VIDEO: ‘If you have goals, reach for it’ says Surrey Special Olympian who broke two powerlifting records

South Surrey teen Malcolm Gendall, who has Down Syndrome, knows a thing or two about dedication

Malcolm Gendall’s eyes sparkle as he excitedly talks about his workout routine.

“Biceps,” he says smiling, “biceps are my favourite.”

Malcolm is a 17-year-old Special Olympian from South Surrey who has Down Syndrome. He was recently awarded for breaking two B.C. records in powerlifting.

“I felt really great, really proud of myself and proud of my body,” he says of his achievements.

The Grade 12 student at Earl Marriott Secondary began powerlifting and training on his own about three years ago.

He was entirely self-taught, spending hours watching videos on his phone and mapping out runs in his South Surrey neighbourhood, until last year when he joined Special Olympics BC powerlifting.

Malcolm’s record-setting performances were achieved at his second-ever tournament, the British Columbia Powerlifting Association provincials (BCPA), held on June 26, 2016 in Langley.

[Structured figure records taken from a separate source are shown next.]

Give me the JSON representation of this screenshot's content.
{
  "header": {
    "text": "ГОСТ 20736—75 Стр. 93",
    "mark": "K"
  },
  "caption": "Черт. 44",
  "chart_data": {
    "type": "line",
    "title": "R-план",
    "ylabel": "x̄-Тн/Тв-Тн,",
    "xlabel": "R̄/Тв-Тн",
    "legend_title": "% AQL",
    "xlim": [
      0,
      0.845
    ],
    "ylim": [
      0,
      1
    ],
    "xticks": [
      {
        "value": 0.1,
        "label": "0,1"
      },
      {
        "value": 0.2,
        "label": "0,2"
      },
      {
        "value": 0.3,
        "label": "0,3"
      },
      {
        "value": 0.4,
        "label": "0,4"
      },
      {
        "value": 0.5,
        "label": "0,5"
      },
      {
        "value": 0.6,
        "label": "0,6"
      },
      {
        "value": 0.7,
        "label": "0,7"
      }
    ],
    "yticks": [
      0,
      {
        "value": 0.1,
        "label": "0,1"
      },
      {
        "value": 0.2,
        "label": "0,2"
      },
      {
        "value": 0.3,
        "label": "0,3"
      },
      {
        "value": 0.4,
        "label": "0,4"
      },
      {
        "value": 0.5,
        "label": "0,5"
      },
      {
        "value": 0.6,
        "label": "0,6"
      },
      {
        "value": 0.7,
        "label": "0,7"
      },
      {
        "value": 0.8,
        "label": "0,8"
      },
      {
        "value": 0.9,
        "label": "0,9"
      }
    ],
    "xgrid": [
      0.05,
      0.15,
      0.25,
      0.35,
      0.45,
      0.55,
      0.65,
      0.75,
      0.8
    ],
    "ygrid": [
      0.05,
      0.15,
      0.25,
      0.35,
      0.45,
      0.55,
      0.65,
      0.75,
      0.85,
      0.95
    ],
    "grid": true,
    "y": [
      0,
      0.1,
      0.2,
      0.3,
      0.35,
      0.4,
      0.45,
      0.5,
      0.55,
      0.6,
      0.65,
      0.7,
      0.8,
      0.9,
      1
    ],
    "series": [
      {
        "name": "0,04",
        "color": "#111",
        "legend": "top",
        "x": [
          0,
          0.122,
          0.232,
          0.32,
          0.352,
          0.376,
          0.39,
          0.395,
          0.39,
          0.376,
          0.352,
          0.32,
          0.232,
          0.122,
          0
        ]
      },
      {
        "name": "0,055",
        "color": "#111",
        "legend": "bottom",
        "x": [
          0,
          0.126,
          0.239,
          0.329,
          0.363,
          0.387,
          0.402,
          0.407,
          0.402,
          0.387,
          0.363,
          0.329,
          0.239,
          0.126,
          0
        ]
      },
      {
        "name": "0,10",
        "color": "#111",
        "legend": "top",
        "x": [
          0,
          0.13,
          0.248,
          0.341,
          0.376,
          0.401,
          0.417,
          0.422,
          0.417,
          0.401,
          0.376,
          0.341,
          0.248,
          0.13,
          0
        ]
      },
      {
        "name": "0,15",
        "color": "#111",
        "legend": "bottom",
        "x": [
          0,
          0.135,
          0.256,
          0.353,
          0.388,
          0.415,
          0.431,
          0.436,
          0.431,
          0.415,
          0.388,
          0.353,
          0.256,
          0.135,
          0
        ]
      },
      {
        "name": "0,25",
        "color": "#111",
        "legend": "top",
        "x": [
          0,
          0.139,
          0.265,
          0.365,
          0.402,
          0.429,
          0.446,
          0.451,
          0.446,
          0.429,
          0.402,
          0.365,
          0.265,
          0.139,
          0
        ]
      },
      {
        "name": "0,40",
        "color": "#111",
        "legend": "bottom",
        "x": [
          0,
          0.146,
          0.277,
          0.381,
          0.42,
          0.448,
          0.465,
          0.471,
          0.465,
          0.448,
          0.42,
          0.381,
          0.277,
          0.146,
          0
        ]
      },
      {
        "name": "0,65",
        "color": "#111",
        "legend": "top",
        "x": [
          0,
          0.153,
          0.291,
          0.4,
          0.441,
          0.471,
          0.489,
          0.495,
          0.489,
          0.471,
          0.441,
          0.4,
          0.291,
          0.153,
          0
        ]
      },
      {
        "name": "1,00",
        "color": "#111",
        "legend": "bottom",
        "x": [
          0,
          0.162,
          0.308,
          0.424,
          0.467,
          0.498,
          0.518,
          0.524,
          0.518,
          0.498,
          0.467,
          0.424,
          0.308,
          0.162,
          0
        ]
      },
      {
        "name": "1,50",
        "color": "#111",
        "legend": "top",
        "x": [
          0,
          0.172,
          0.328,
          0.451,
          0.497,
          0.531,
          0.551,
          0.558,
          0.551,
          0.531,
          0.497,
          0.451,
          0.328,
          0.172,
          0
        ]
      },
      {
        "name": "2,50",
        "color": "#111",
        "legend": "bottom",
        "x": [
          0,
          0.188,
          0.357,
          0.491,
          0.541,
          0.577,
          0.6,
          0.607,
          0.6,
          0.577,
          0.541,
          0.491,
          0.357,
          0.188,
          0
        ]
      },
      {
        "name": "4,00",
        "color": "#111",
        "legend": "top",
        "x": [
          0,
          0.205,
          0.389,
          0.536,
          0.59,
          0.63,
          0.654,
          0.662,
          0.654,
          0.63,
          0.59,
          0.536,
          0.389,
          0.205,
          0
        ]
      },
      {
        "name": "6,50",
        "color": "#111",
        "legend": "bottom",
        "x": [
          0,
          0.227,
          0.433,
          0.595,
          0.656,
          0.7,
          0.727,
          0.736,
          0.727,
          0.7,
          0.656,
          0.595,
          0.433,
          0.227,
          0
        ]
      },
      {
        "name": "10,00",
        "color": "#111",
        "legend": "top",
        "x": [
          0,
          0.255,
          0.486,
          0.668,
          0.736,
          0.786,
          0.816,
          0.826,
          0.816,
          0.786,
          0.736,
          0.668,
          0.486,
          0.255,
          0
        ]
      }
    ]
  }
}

“That morning I had to get up so early. I couldn’t even have breakfast. I thought, ‘That’s going to kill me like a lot,’ but I persevered,” Malcolm recalled of his efforts to get into a certain weight class. “I went to the competition and did my weigh-in, and after my weigh-in that morning I could actually eat and drink coffee.”

He powered through, achieving two BCPA records – 75 kilogram Bench Press and 110 kilogram Dead Lift – in the Sub-Junior Men’s Unequipped 59 kilogram division.

Though at the time, he didn’t know his performances were record-breaking. His father did some research and made the discovery. The family applied to the BCPA to get it recognized and just shy of a year later, it was approved and Malcolm was recently given his certificates.

“It felt really awesome,” says Malcolm.

Mom Janet chuckles as she recalls how Malcolm had a ball or a stick in his hand from the minute he could walk.

“Tennis was a big thing, I would put him on a couch or a bed throw the ball at him and he’d hit it back. We progressed to our garage, then that went further up the drive and eventually I took him to a court and he must have been only three or four at that time. When we got to Canada he was six and I started him in tennis. He’s done very well in all sports, but this one is his own endeavour, totally his own.

“He’s always been a very outgoing little fella, always very friendly, always good at sports,” adds Janet.

“I started when he was tiny, throwing balls. Then it went onto golf clubs and rackets. He’s always had a ball or a stick in his hand because I figured the more he could do the better it would be for him. I had no real help, he was born in Ecuador, so I did basically all his early intervention myself and I focused on sports and swimming and running and everything outdoors.

“He’s got very good hand-eye co-ordination… Basically he can hold his own with anything.”

Malcolm describes his strict training regimen.

“Basically I do four workouts and four runs on the weekend. And on school days, two times before dinner after school right away,” he says.

“I was on an intense diet,” Malcolm adds, “but I kind of slipped down, but I’m going to get back on track.”

Asked if he’d like to demonstrate some exercises, Malcolm jumps up.

“Yes, actually I do, yes,” he replies. “I’ll show you the bench press and I’ll show you some arms.”

Malcolm now has his sights set on the 2017 Special Olympics BC Summer Games in Kamloops, where he’s qualified for powerlifting.

“Yes, totally yes,” he said about his plans to continue bodybuilding, adding he may soon begin training a friend of his to compete.

“I literally can’t stop doing it. I do it over and over and over again. Until I get sick of it then I do it some more.”

Malcolm has this advice for anyone who dreams of getting into powerlifting: “I encourage anyone who is watching right now to go home, get in the gym, workout and just get bigger and bigger and bigger, all day, everyday. Keep going.

“If you have goals, reach for it.”

Outside of sports, Malcolm works at a South Surrey McDonalds and is about to graduate high school. And he recently moved into his parents’ basement, where he plans to pay rent.

“I am independent, I work completely hard.”